Research Infrastructure of Institute of Contemporary History

Research Infrastructure of Institute of Contemporary History

Code: I0-0013 SICRIS 

Period:  January 1, 2022-December 31, 2027     

Sponsor: Javna agencija za raziskovalno dejavnost Republike Slovenije (ARRS)

Range in 2020: 6,5 FTE

Head: dr Mojca Šorn

ResearchersNeja Blaj Hribar, Ana CvekKarin KondaMarko Kupljen, Mihael Ojsteršek, dr. Andrej Pančur, Sergej Škofljanec, Darja Vipavc, dr. Marta Rendla, dr. Jure Gašparič, Ivan Smiljanić.

The infrastructure programme Research Infrastructure of Slovenian Historiography supports the research activities of the Institute of Contemporary History (ICH) and is primarily in the service of the national historiography and national scientific collections (DARIAH-SI, SIstory). It is also responsible for the national digital infrastructure for the humanities and arts (DARIAH-SI, SI-DIH), which is a part of the international infrastructure project ESFRI (DARIAH-EU). The infrastructure programme carries out its activities within various work packages (WP) in line with the Institute’s, national, and international infrastructure. It implements the work packages as a centre for IT infrastructure (WP1), library and documentary materials (WP2), digitisation (WP3), unstructured data (WP4), semi-structured data (WP5), structured data (WP6), digital editions (WP7), publishing (WP8), and digital storage and access (WP9). In the context of all these activities, the infrastructure programme carries out research and development activities in the field of digital humanities (WP10). In their interaction with other infrastructures and researchers, projects, and institutions, these activities are supported at the national level by the cooperation, training, and promotion service (WP11) and at the international level by the international cooperation service (WP12).

 

WP1: IT infrastructure centre

IT infrastructure represents the basis for all the services provided by the infrastructure programme. It carries out its activities mainly through the use of:

 

WP2: Library and documentary materials centre

Although the infrastructure programme is exceedingly digital-oriented, most of its digital collections are derived from the original analogue cultural and scientific heritage collections. As a specialised library for scientific and research activities, the centre also keeps more than 50,000 items of library materials, including the extensive D-collection (more than 15,000 items). Some of these materials have already been digitised and are available on the History of Slovenia – SIstory portal, while the rest are being digitised at an accelerated pace. In line with the vision of the Association of European Research Libraries LIBER, the centre aims to follow the principles of open access and FAIR research data as much as possible.

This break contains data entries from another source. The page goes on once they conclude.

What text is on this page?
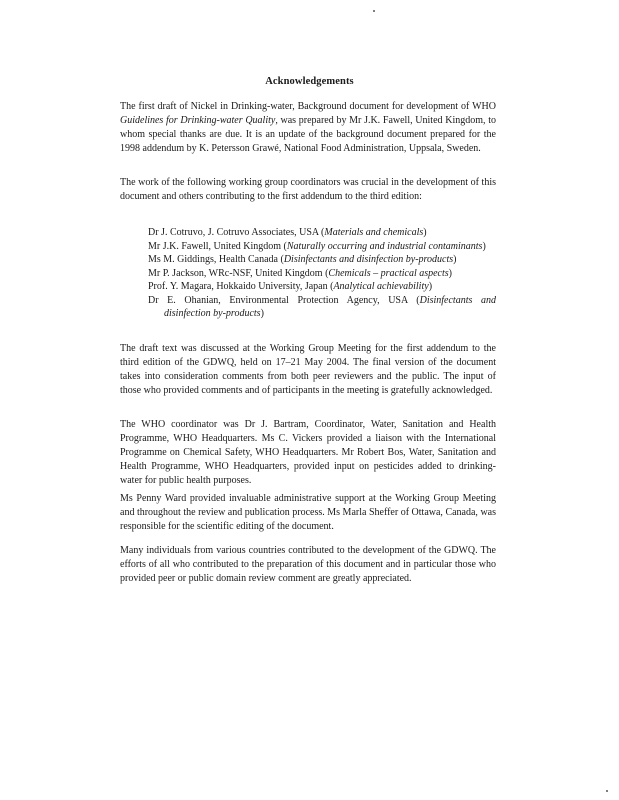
Acknowledgements
The first draft of Nickel in Drinking-water, Background document for development of WHO Guidelines for Drinking-water Quality, was prepared by Mr J.K. Fawell, United Kingdom, to whom special thanks are due. It is an update of the background document prepared for the 1998 addendum by K. Petersson Grawé, National Food Administration, Uppsala, Sweden.
The work of the following working group coordinators was crucial in the development of this document and others contributing to the first addendum to the third edition:
Dr J. Cotruvo, J. Cotruvo Associates, USA (Materials and chemicals)
Mr J.K. Fawell, United Kingdom (Naturally occurring and industrial contaminants)
Ms M. Giddings, Health Canada (Disinfectants and disinfection by-products)
Mr P. Jackson, WRc-NSF, United Kingdom (Chemicals – practical aspects)
Prof. Y. Magara, Hokkaido University, Japan (Analytical achievability)
Dr E. Ohanian, Environmental Protection Agency, USA (Disinfectants and disinfection by-products)
The draft text was discussed at the Working Group Meeting for the first addendum to the third edition of the GDWQ, held on 17–21 May 2004. The final version of the document takes into consideration comments from both peer reviewers and the public. The input of those who provided comments and of participants in the meeting is gratefully acknowledged.
The WHO coordinator was Dr J. Bartram, Coordinator, Water, Sanitation and Health Programme, WHO Headquarters. Ms C. Vickers provided a liaison with the International Programme on Chemical Safety, WHO Headquarters. Mr Robert Bos, Water, Sanitation and Health Programme, WHO Headquarters, provided input on pesticides added to drinking-water for public health purposes.
Ms Penny Ward provided invaluable administrative support at the Working Group Meeting and throughout the review and publication process. Ms Marla Sheffer of Ottawa, Canada, was responsible for the scientific editing of the document.
Many individuals from various countries contributed to the development of the GDWQ. The efforts of all who contributed to the preparation of this document and in particular those who provided peer or public domain review comment are greatly appreciated.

The infrastructure programme also supports the Institute of Contemporary History’s collection of documentary materials relevant to the history of the Institute as a research organisation.

 

WP3: Digitisation centre

As digitally-oriented research is only possible with data in machine-readable form, one of the key objectives of the research infrastructure is to digitise the original analogue materials. To this end, it performs the following tasks:

  • digitisation of analogue books and documentary and archival materials: additional image processing (margins, alignment, contrast), conversion to other formats, and, in the case of digitisation of printed/typed texts, optical character recognition (OCR);
  • recording of scientific and professional events in the field of historiography and humanities (lectures, round tables, conferences, etc.): image and sound processing and editing.

 

WP4: Unstructured data centre

Collecting, editing, and processing textual, image, audio, and video collections of unstructured data. Image collections can be small (e.g. just over 100 photos of death masks) or extensive (over 350,000 images of historical population censuses). The same is true of the even more numerous collections of texts, which can also be smaller (e.g. the collection of 42 printed items about the Carinthian plebiscite) or larger (e.g. the collection of the Poročevalec državnega zbora publication, consisting of 1,668 digital objects or 142,468 pages). The unstructured data centre performs the following tasks:

  • file-based editing of materials,
  • adding descriptive and technical metadata.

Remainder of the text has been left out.